If Penn aims to produce truly worldly students, the language requirement should also be changed. As a language tutor, I’ve seen the results of four semesters of a language and they are poor. Instead of four semesters, the language requirement should be six semesters and study abroad should be more encouraged than it currently is.

Since the Formal Reasoning and Quantitative Analysis sectors target skills rather than any particular knowledge, they could remain sectors without specific required courses. However the classes that fulfill these requirements should be reviewed.

Absurdly, the Formal Reasoning requirement can be fulfilled by a course entitled “Making Sense of Music: Intro.” While music theory can be challenging at a high level, music notation is not comparable to calculus or formal logic.
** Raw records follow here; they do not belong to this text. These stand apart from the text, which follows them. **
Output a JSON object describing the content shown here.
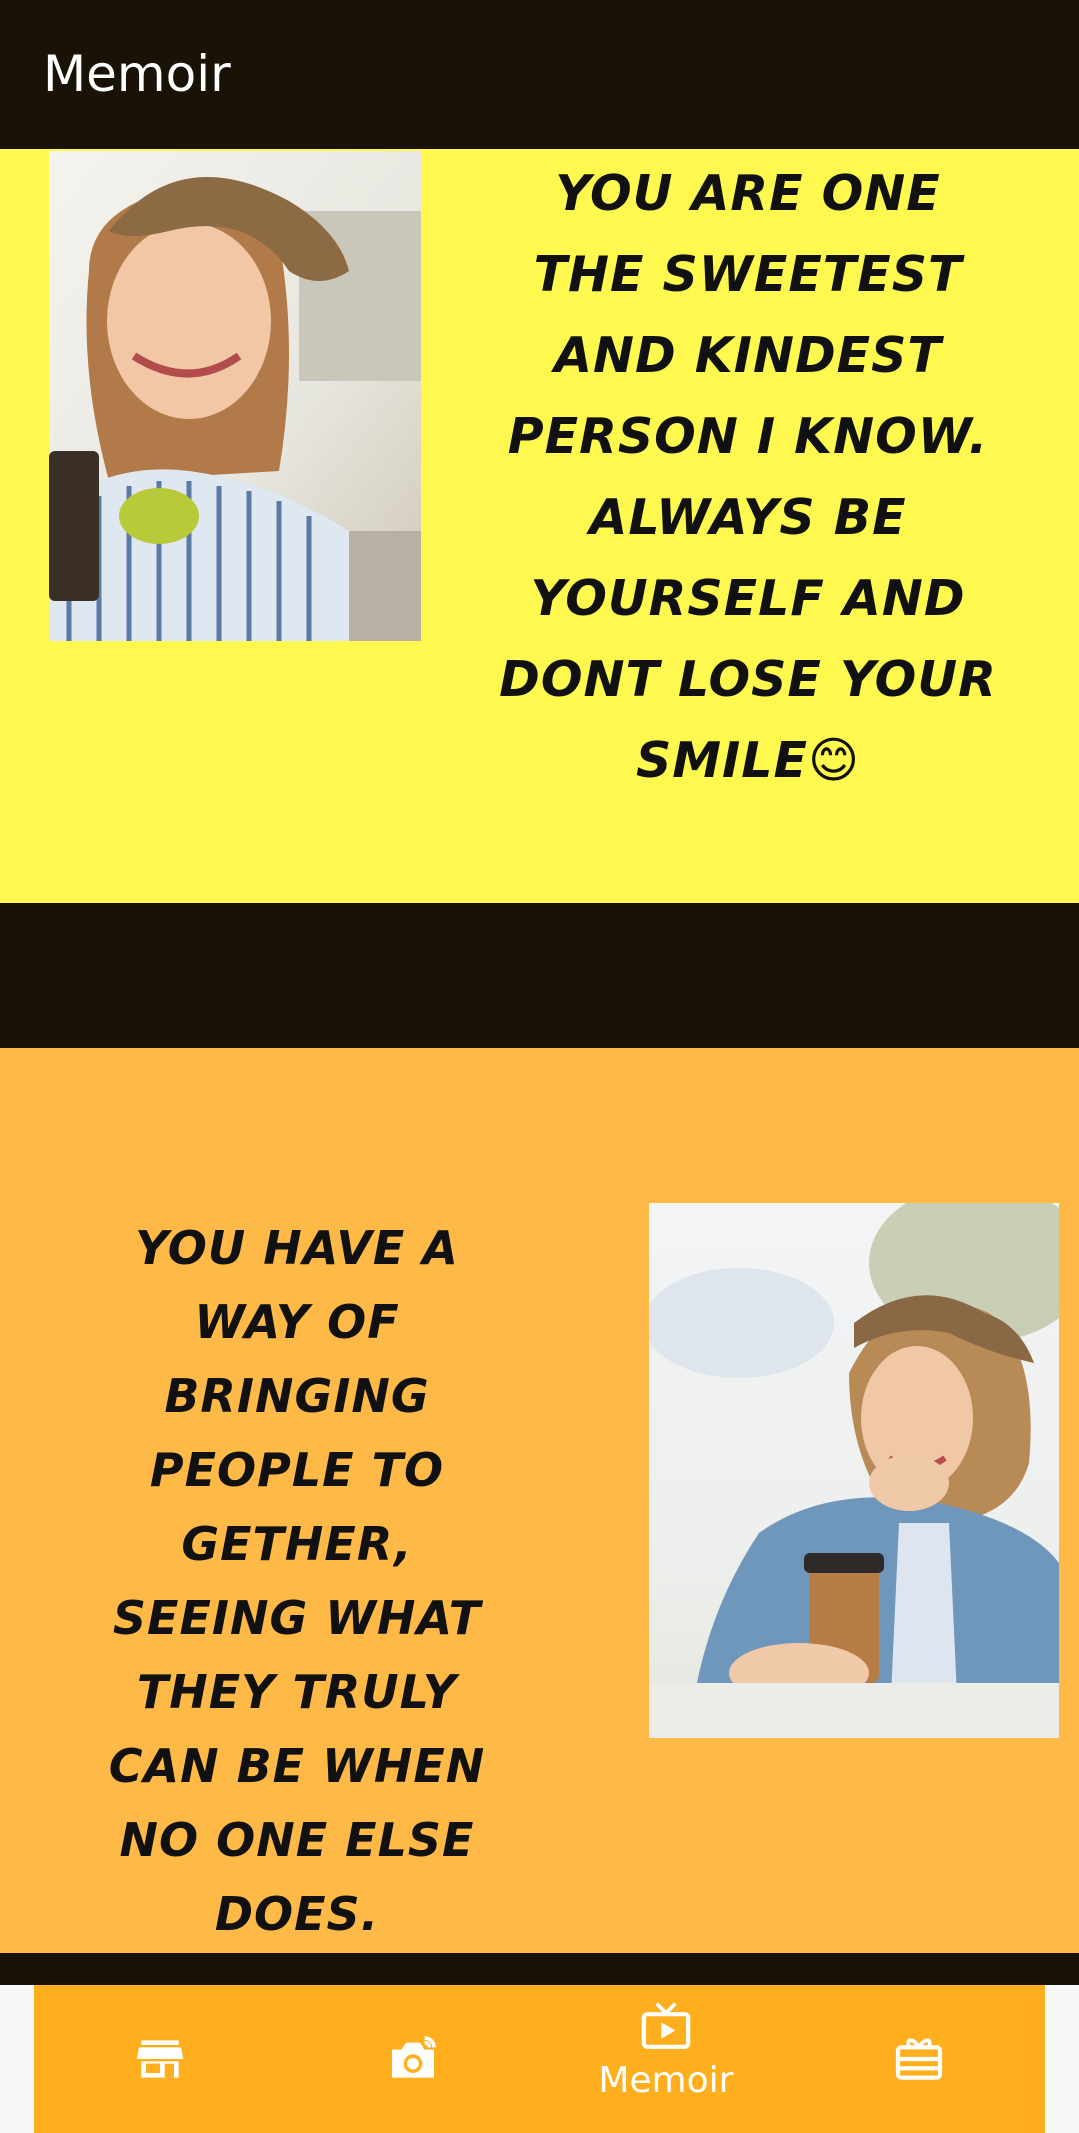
{
  "app": {
    "title": "Memoir"
  },
  "cards": [
    {
      "text": "YOU ARE ONE THE SWEETEST AND KINDEST PERSON I KNOW. ALWAYS BE YOURSELF AND DONT LOSE YOUR SMILE😊",
      "background": "#fff84f",
      "photo": "girl-with-hat-smiling-photo"
    },
    {
      "text": "YOU HAVE A WAY OF BRINGING PEOPLE TO GETHER, SEEING WHAT THEY TRULY CAN BE WHEN NO ONE ELSE DOES.",
      "background": "#ffb947",
      "photo": "girl-with-coffee-cup-photo"
    }
  ],
  "bottom_nav": {
    "background": "#ffaf1e",
    "items": [
      {
        "icon": "store-icon",
        "label": ""
      },
      {
        "icon": "camera-icon",
        "label": ""
      },
      {
        "icon": "video-play-icon",
        "label": "Memoir",
        "active": true
      },
      {
        "icon": "gift-card-icon",
        "label": ""
      }
    ]
  }
}
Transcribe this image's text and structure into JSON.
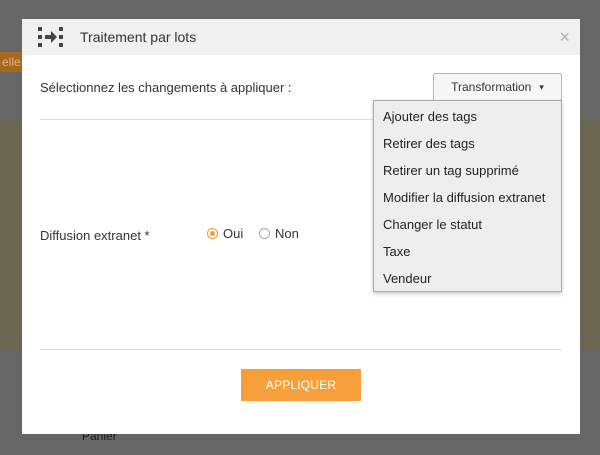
{
  "background": {
    "partial_label": "elle",
    "bottom_text": "Panier"
  },
  "modal": {
    "icon": "batch-process-icon",
    "title": "Traitement par lots",
    "close_label": "×",
    "select_label": "Sélectionnez les changements à appliquer :",
    "transform_button": "Transformation",
    "transform_caret": "▾",
    "diffusion_label": "Diffusion extranet *",
    "radio_options": [
      {
        "label": "Oui",
        "checked": true
      },
      {
        "label": "Non",
        "checked": false
      }
    ],
    "apply_button": "APPLIQUER"
  },
  "dropdown": {
    "items": [
      "Ajouter des tags",
      "Retirer des tags",
      "Retirer un tag supprimé",
      "Modifier la diffusion extranet",
      "Changer le statut",
      "Taxe",
      "Vendeur"
    ]
  },
  "colors": {
    "accent": "#f7a03b",
    "radio_selected": "#f39c2f",
    "overlay": "#5d5d5d",
    "header_bg": "#f0f0f0"
  }
}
This is not a unique case. Often these sector requirements do not force students to learn anything useful or to challenge themselves but lead them to take easy classes in fields they are not interested in.

These changes might seem onerous to some, but no matter how the College decides to shape the curriculum, it will benefit the students and provide potential employers with a distinctive idea of a College student. I fear recruiters currently rely more on the qualities it took to get into Penn than on any qualities Penn imparts.

Penn applicants might improve as well. All prospective students would be signing up to take a harder curriculum and would see Penn as more than just another Ivy.

In the long run, as the College turns out consistently high-performing, well-educated and cosmopolitan alumni — something it cannot always claim now — more people would apply and the College might even emerge from Wharton’s shadow.

In the short term, the College can help itself by making the humanities grading system respectable. If the number of A’s in humanities classes were limited, the resulting competition would push students to produce better work.

If professors can decide whether an essay is an A or A-, surely they can also pick out the best five essays and give them A’s and so on. If that is too rigid, they can use a flexible curve where zero to six A’s are awarded at the professor’s discretion.

This way an A would regain some meaning in the humanities, and honors in history would actually be impressive. Changing the grading would also ensure that the English and history majors who do take hard classes and produce excellent work receive the distinction they deserve.

Ultimately, Penn has smart-enough students, accomplished-enough professors and a good-enough reputation that even without reform the College will continue to be at least a financial success.

However, with its resources, the College should provide its students with a more rigorous and consistent base on which to fulfill their potential.

Penn’s reputation should ride not on who it takes, but on who it produces.